What crime have I committed? Have I rebelled again
st Allah that he should afflict me like this and make me a plaything of the whole world? To be worshipped as a saint … And if I’m not one, that’s the worst punishment Allah could have inflicted upon me. And as if it wasn’t enough I’ve been driven from my home, I’ve gone hungry and cold, twice I’ve come near to freezing to death, I’ve drudged in other people’s stables, enduring that agha’s foul offensive curses all day long. Truly I am a creature that has fallen in the eyes of Allah. What if they make a mockery of me now when I show myself? What if they laugh and say, just look at that so-called saint, that wretched crawling creature … No, I ought to go away and never appear in this village again.
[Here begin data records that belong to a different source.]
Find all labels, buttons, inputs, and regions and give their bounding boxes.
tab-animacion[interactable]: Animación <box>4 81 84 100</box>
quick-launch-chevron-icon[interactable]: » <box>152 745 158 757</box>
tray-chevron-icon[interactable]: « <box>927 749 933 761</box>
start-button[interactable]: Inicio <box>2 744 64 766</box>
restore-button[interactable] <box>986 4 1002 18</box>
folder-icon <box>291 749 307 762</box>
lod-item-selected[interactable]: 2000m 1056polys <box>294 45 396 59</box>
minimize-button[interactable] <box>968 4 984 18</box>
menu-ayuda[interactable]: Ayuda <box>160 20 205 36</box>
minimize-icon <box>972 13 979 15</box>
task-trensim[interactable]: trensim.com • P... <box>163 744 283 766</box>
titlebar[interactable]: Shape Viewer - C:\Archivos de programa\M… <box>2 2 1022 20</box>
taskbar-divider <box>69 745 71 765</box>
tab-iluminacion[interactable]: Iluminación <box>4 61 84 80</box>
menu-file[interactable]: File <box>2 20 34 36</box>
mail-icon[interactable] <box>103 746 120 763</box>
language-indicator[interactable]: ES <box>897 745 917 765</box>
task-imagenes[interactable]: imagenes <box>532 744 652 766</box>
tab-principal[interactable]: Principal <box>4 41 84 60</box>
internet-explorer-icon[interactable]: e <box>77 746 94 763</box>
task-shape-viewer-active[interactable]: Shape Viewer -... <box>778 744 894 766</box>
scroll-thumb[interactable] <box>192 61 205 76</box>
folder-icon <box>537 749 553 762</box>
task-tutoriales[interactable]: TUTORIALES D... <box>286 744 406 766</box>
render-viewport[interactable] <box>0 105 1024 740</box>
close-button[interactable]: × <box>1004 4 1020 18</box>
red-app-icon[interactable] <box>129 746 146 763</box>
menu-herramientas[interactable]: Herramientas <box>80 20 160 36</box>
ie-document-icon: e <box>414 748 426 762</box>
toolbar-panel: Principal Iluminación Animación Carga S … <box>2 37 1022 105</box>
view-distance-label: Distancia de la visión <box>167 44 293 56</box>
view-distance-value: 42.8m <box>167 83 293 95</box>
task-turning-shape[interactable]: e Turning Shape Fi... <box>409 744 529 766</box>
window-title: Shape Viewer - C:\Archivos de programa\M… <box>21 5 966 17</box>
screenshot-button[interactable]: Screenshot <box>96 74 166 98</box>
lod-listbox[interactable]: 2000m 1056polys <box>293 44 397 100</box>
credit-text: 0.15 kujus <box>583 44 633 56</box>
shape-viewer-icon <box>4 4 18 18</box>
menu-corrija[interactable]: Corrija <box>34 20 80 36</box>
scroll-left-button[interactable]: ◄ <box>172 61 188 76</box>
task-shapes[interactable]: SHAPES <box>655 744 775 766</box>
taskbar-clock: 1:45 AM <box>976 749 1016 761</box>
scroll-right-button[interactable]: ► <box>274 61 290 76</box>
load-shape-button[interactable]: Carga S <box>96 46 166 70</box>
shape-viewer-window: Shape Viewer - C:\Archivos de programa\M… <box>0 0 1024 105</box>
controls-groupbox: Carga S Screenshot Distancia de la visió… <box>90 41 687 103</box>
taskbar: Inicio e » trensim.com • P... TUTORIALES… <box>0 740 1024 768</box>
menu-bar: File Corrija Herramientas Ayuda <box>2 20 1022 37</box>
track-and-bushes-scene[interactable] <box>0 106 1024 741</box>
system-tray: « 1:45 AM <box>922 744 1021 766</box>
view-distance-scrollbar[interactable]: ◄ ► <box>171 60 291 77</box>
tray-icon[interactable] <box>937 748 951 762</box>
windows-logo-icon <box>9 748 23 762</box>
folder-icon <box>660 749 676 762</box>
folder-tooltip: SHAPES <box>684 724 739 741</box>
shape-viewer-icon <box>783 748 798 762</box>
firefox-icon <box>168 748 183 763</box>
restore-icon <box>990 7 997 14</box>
Besides, the Captain would be sure to catch me this time. And that would mean either the asylum or the prison for me. But my wife … The children … If they dare to mock me, if they so much as say one doubting word about my being a saint, then I’ll kill someone … Or I’ll kill myself … Because I did see the sign after all! I saw the luminous Holy Walnut come to rest on my roof and shed its brightness through the dark night. Everyone saw it too, even Mother Meryemdje … Would that tree of light have come to visit a poor man’s house if he wasn’t a saint? And every night too … No, this is a judgement passed on me. This is how a saint is punished when he has committed some sin. I’ve done something, I must have, and Allah is chastizing me. He’s turning me to scorn in the eyes of all the world. Oh Lord, please deliver me! Give me the trappings of a saint if I’m really one. Make me sure … How can I go to my people like this, in this wretched state? They would never know me. No one, not even my wife, would recognize me …
He gave up and walked swiftly down along the Jeyhan River, pressing on for half an hour, an hour even. Then his feet dragged to a standstill. He stood hesitating, then turned and made straight back for the thicket of bay-trees.